“Two witnesses saw the killer leave the scene of the crime but neither identified him as Mr George.
Their descriptions of the killer loosely fitted Mr George, so they did not completely exclude him.
The only witnesses who did identify Mr George were those who saw him hanging around near Jill Dando’s home some hours before she was murdered.
Thus, the Crown’s task was to conflate the identifications of the pre-kill witnesses with the descriptions of the two scene-of-the-crime witnesses.
The Crown did not rely on a Tommy Cooper “just like that” wave of the hand to do this but established a backdrop to the killing.
First, it claimed Miss Dando was not murdered by a Serbian hitman, an ex-boyfriend, a vengeful criminal convicted by her Crimewatch work, an obsessive and jealous fan, a thief, a crazed junkie. She was murdered by a man with an irrational motive that would appear senseless to anyone normal. A fantasist — they said Mr George was a “fantasist”, a believer in crackpot theories.
Second, they suggested the killer was a loner, not a professional killer or criminal but with knowledge of pistols, and had access to amateurish kinds of weapons (converted blank-firers, or reactivated deactivated guns). This, they said, fitted Mr George.
Third, the Crown’s case was that the killer would have had to have some experience in following and observing women without their being aware.
They said Mr George’s hobby was to track, stalk and sometimes attack women in the Fulham area and there was a mass of evidence.
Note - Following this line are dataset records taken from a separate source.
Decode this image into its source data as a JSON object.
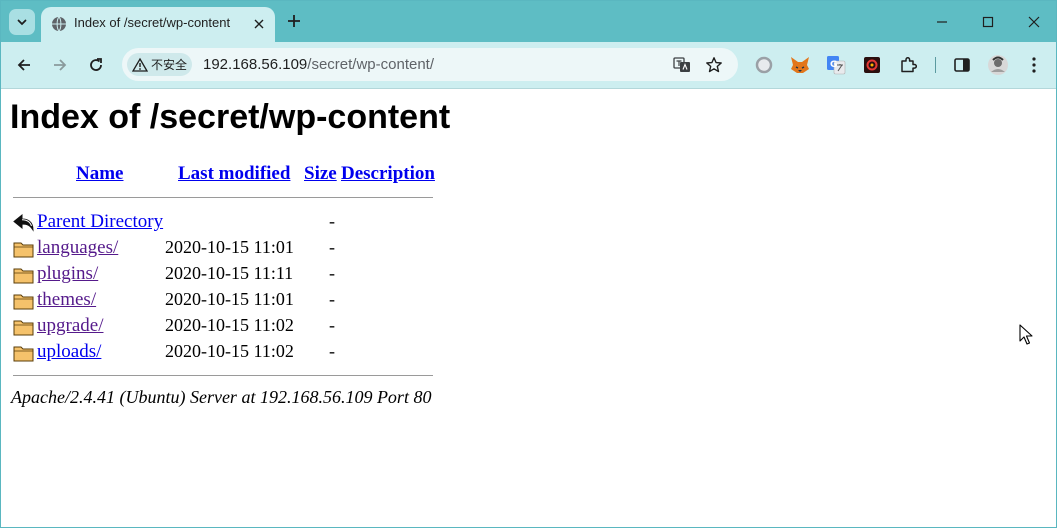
{
  "browser": {
    "tab": {
      "title": "Index of /secret/wp-content"
    },
    "omnibox": {
      "security_label": "不安全",
      "url_host": "192.168.56.109",
      "url_path": "/secret/wp-content/"
    }
  },
  "page": {
    "heading": "Index of /secret/wp-content",
    "columns": {
      "name": "Name",
      "last_modified": "Last modified",
      "size": "Size",
      "description": "Description"
    },
    "parent": {
      "name": "Parent Directory",
      "size": "-"
    },
    "entries": [
      {
        "name": "languages/",
        "modified": "2020-10-15 11:01",
        "size": "-"
      },
      {
        "name": "plugins/",
        "modified": "2020-10-15 11:11",
        "size": "-"
      },
      {
        "name": "themes/",
        "modified": "2020-10-15 11:01",
        "size": "-"
      },
      {
        "name": "upgrade/",
        "modified": "2020-10-15 11:02",
        "size": "-"
      },
      {
        "name": "uploads/",
        "modified": "2020-10-15 11:02",
        "size": "-"
      }
    ],
    "address": "Apache/2.4.41 (Ubuntu) Server at 192.168.56.109 Port 80"
  },
  "colors": {
    "tabstrip": "#5ebdc4",
    "toolbar": "#cdeef0",
    "link": "#0000ee",
    "visited_link": "#551a8b"
  },
  "icons": {
    "tab_search": "chevron-down-icon",
    "favicon": "globe-icon",
    "tab_close": "close-icon",
    "new_tab": "plus-icon",
    "minimize": "minimize-icon",
    "maximize": "maximize-icon",
    "close_window": "close-icon",
    "back": "arrow-left-icon",
    "forward": "arrow-right-icon",
    "reload": "reload-icon",
    "warning": "warning-icon",
    "translate": "translate-icon",
    "bookmark": "star-icon",
    "extensions": [
      "circle-extension-icon",
      "fox-extension-icon",
      "google-translate-icon",
      "red-extension-icon",
      "puzzle-icon"
    ],
    "side_panel": "side-panel-icon",
    "profile": "avatar",
    "menu": "kebab-menu-icon",
    "parent_dir": "back-arrow-icon",
    "folder": "folder-icon"
  }
}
Fourth, as Miss Dando was not followed when driving to her home that morning (conclusively shown by the CCTV from numerous vantage points) and as her visits to her home were unpredictable (she was living at her fiancé’s house) the killer would have had to hang around her home in Gowan Avenue.
The jury appeared to accept from their questions after retirement that Mr George was in Gowan Avenue the Monday morning that she was killed.
There were four witnesses who identified Mr George as being in Gowan Avenue that morning.
The first, Susan Mayes, was rock solid on identifying him at being opposite Miss Dando’s house at 7am.
The jury was directed by the judge to look at her evidence first and only if they believed it to move on to the other witnesses.
The jury came out on their second day of retirement and asked to see the video of her identification of Mr George and to listen to the evidence she gave in the witness box.
They went back to their deliberations and came out, three hours later, and asked the judge to go through the evidence of the descriptions given by the two scene-of-the-crime witnesses.
As their directions were that they must acquit if they were not sure about Miss Mayes identifying Mr George, this must have meant they had agreed he was in Gowan Avenue that morning.
They then came out at noon on Friday with a question about the other three witnesses who made “partial identifications” of Mr George.
The judge directed that they could use video evidence of the partial identifications as support for Susan Mayes’s identification but they could “not convert two or more partial identifications into a positive identification”. An hour later they reached their verdict.
Crown counsel Jonathon Laidlaw’s last comment in his closing speech was “We suggest that this is no coincidence.” If they did think about the coincidences, the jury clearly did not think they defied common sense.
On the other hand, they may not have seen the subtlety of the Crown’s case. Who knows, except them?
But it doesn’t matter, the die is cast and cannot be un-cast.